В сравнении с чем больше? Вероятно, в сравнении с 90-ми, так как — и это тоже требует особого внимания — процессы, происходившие в стране до 93 г., оказались выветрены из массового сознания. Это можно списать на какую-то фрустрацию, на что-то ещё, но это факт. А в конце 90-х режим воспринимался уже как исключительно антинародный, несмотря на относительно демократические выборы. И память об этой антинародности у многих людей сохраняется. А сегодняшний режим в массовом восприятии — это серёдка на половинку, в чем-то он выглядит антинародным, а в чем-то нет.
  
2. Что касается причин того, что демократии у нас мало, то, на мой взгляд, мысли, высказанные уважаемым коллегой А.Гражданкиным (он далеко не одинок в своих суждениях), мне кажутся в чем-то верными, но одновременно и упрощёнными. Он рассматривает антидемократическое состояние современного общества как имманентное, присущее русским на протяжении всей их истории, тянущееся из глубины веков и архетипов. Помнится, несколько лет назад во ВЦИОМе я делал доклад, и мне оппонировал ныне покойный А.Ахиезер. Так вот, он связывал бессубъектность и разорванность массового сознания чуть ли не с наследием Киевской Руси…

 

Замечу, что подобный взгляд охотно принимается либералами, так как оправдывает неудачу либеральных реформ непреодолимым социокультурным наследием: «А что вы хотели? Россия, она и есть Россия», а не объясняет их ошибками самих либералов. Удобная позиция. В ней, конечно, много правды. Но в ней далеко не всё — правда. Если бы было так, то как объяснить происходившее в стране в полузабытых сегодня 89-93 гг.,  когда «энергия масс» перехлёстывала через край? Куда все это подевалось?

 

Мне представляется, что низкий градус демократии в сегодняшней России объясняется не одной, а несколькими причинами, причем как негативного, так и позитивного свойства.  

 

3. Начну с позитива. В стране происходит процесс строительства национального государства. Национального не в смысле этнически русского, а в смысле политической нации.

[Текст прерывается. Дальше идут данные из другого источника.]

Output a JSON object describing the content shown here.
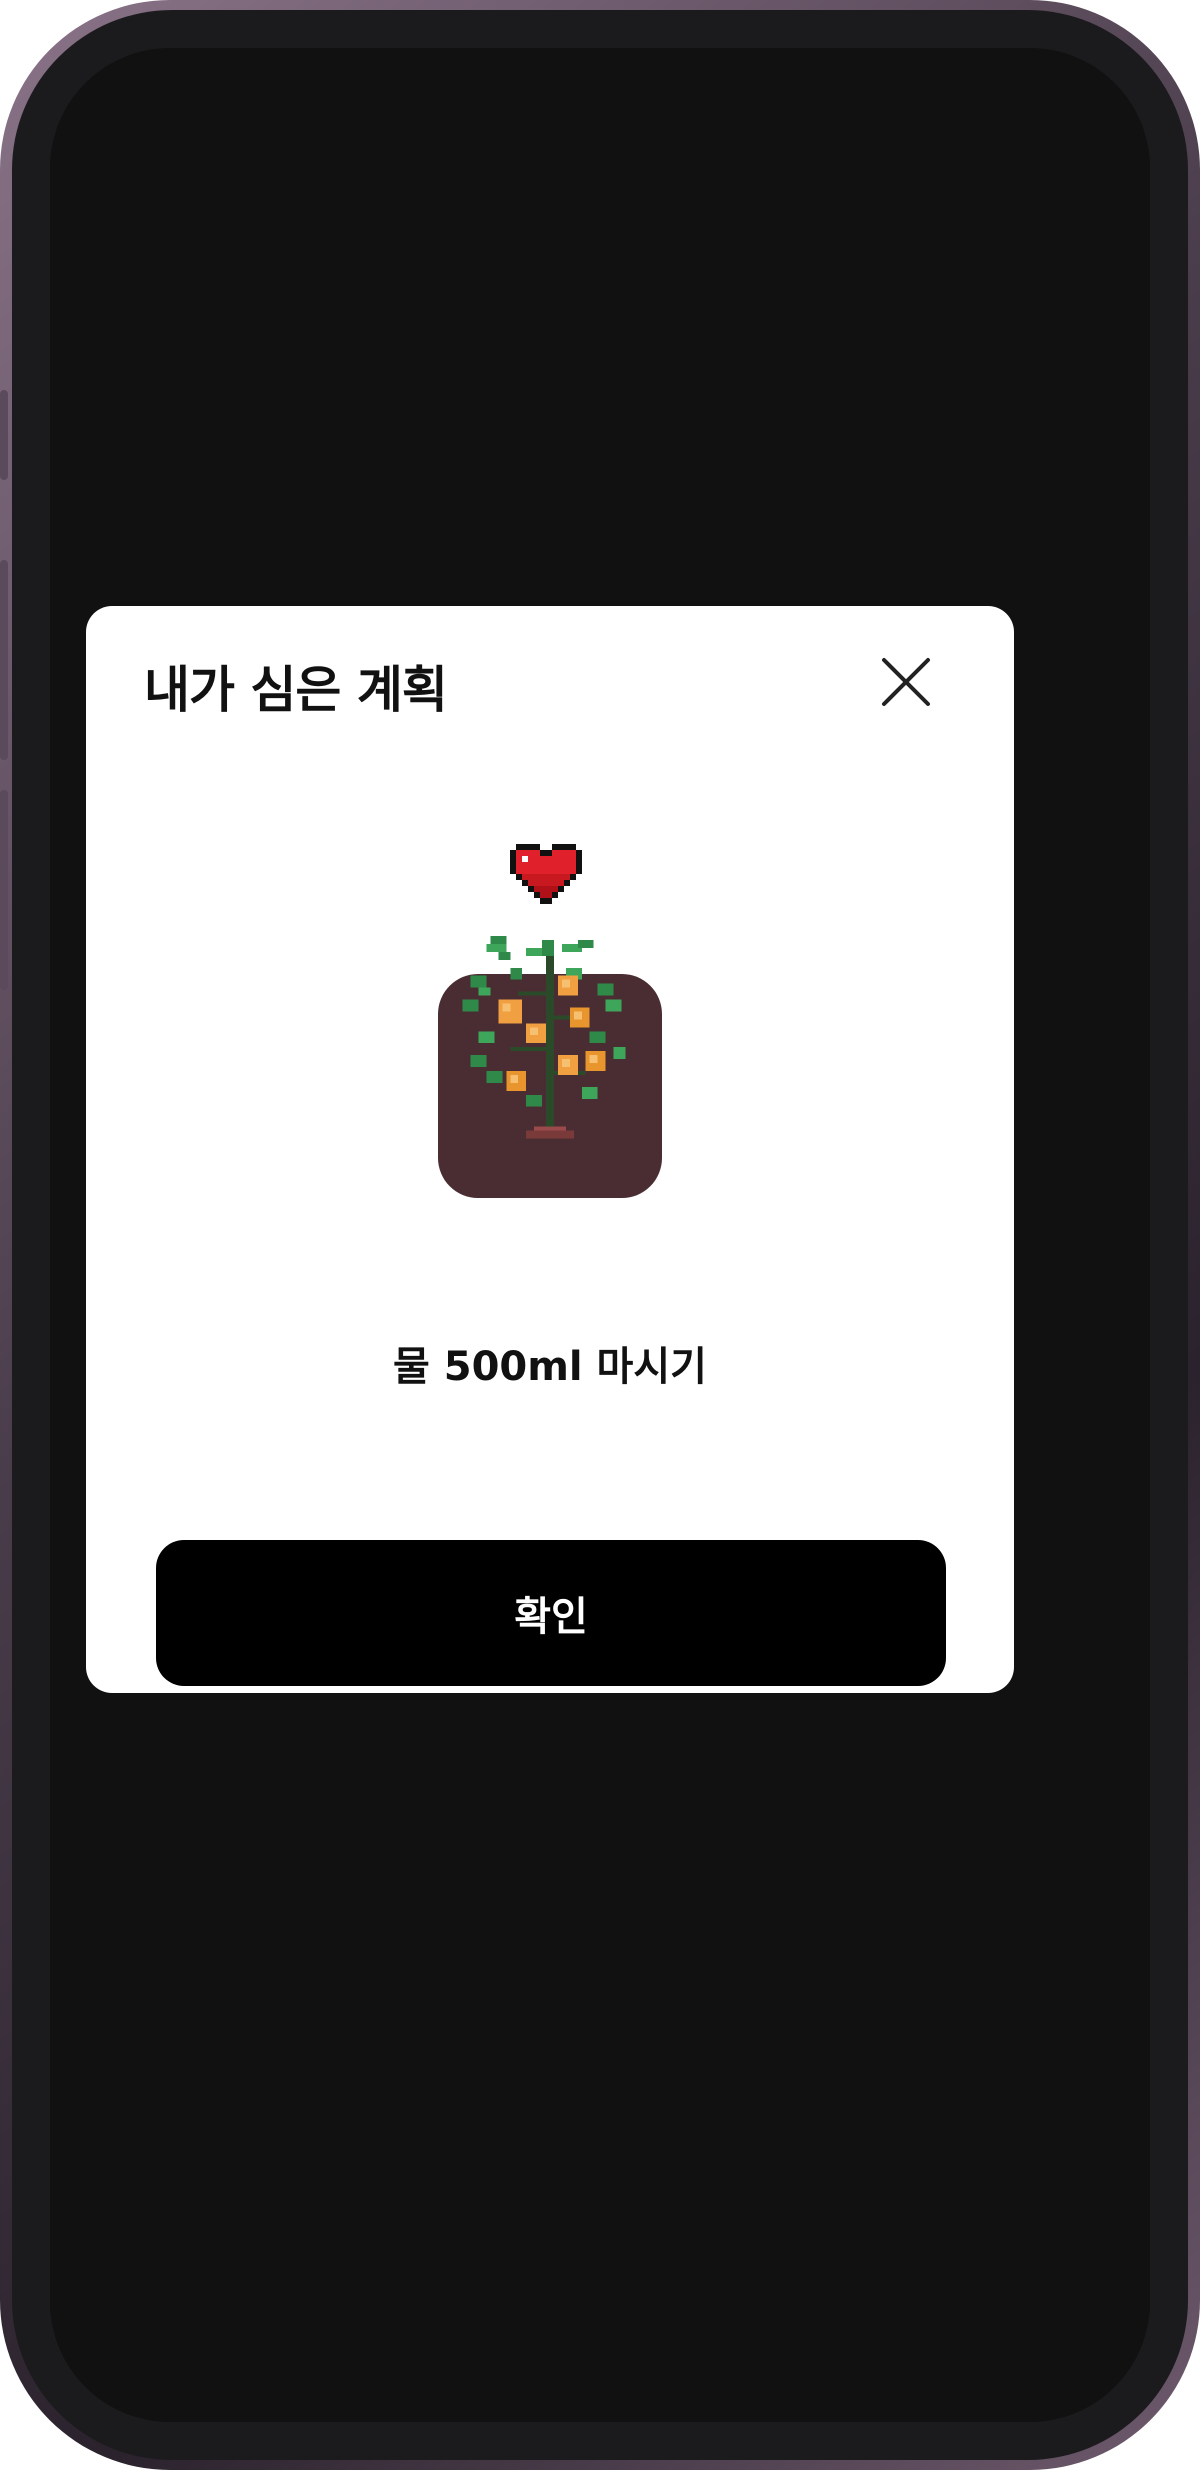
{
  "modal": {
    "title": "내가 심은 계획",
    "plan_text": "물 500ml 마시기",
    "confirm_label": "확인",
    "icons": {
      "close": "close-icon",
      "heart": "heart-icon",
      "plant": "orange-tree-icon"
    }
  },
  "colors": {
    "modal_background": "#ffffff",
    "screen_background": "#111111",
    "button_background": "#000000",
    "plant_tile": "#4a2d33",
    "heart": "#e0202a"
  }
}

Оказавшись на грани распада и гражданской войны, общество выработало некую сверхценность в виде общественного единства.

 

Конечно, говорить об этом не совсем удобно, уж слишком это «единство» затаскали и превратили в политический жупел, но куда деваться? Раскол общества, в том числе и по идейным основаниям, стал восприниматься как болезненное, ненормальное состояние. Явочным порядком сформировалась квазиидеология большинства – синтез умеренно левых и умеренно правых идеологем вокруг базовой ценности сильного государства, сильной власти, от которой общество хочет проявления именно силы и дееспособности, что видит намного реже, чем хотело бы. Все те, кто подрывает это единство, воспринимаются как враги нации — конечно, не как в 30-е годы, но тенденция очевидна. При Путине сформировался «средний класс», который хочет порядка, устойчивых правил игры и государственных гарантий. Но примерно того же хотят и все остальные, не входящие в средний класс, который таким образом стал как бы выразителем, рупором нового общенационального запроса.

 

Желание общества объединиться, консолидироваться вокруг власти (пусть и далеко не самой лучшей, но уж какая есть) возникло чуть более десяти лет назад, примерно в год дефолта. Мы это все тщательно отслеживали. Унификация базовых ценностей держала и держит на плаву социум даже в условиях огромных и ничем не оправданных социальных разрывов, она помогла относительно безболезненно пережить и нынешний кризис — ничто пока не говорит о политическом распаде, угрозе революций и социальных потрясений. И это не так уж мало.

 

Разумеется, я далек от того, чтобы все это идеализировать: упомянутое «единство» остается во многом на бумаге, этакой «потемкинской деревней», равно как и политические силы, паразитирующие на этом «единстве». Но всё же и дыма без огня не бывает. Страна находится в консервативной фазе консолидации, строительства нации, а эта фаза предполагает сниженную конкурентность, в том числе и политическую.

 

Такое в России бывало не раз, но никогда не продолжалось больше чем срок активной жизни одного поколения, то есть 15-20 лет в среднем. Все идет волнами, неизбежно кончится и «путинская стабилизация». Спрос на конкурентность и демократию возрастёт, но только вот если к этому «часу Х» так и не будет решена задача консолидации нации, то новая волна демократизации будет столь же разрушительна, как и та, что поднялась в конце 80-х.

 

4. Вторая фундаментальная причина дефицита демократии – из разряда негативных. Низкий уровень политической культуры россиян, отсутствие демократических традиций привели к колоссальной институциональной недостаточности. Я бы не стал, вслед за А.Гражданкиным, усматривать в соборности и коллективизме, присущих русским, препятствие на пути демократического развития. Дело, на мой взгляд, в точности наоборот. Именно с общиной только и связан, по сути, единственный позитивный демократический опыт русских. И когда удавалось разбудить это спящее общинное сознание, как в определенной степени и произошло в 90-м году, на первых и последних выборах в советы всех уровней, демократия начинала расти как на дрожжах. Но где эта община? Где это общинное сознание сегодня?

 

Наше общество индивидуализировано и атомизированно намного сильнее, чем в демократической Европе. Однако объединиться вокруг политических институтов эти индивиды не в состоянии. Да и нет у нас таких институтов. А те, которые есть, тоже существуют скорее на бумаге, потому что их практика в корне противоречит устройству общества на его низших этажах — в быту, на производстве, в бизнесе. Без этого демократического контекста демократические институты превращаются в свою противоположность, т.е., в институты, закрепляющие произвол и бесправие.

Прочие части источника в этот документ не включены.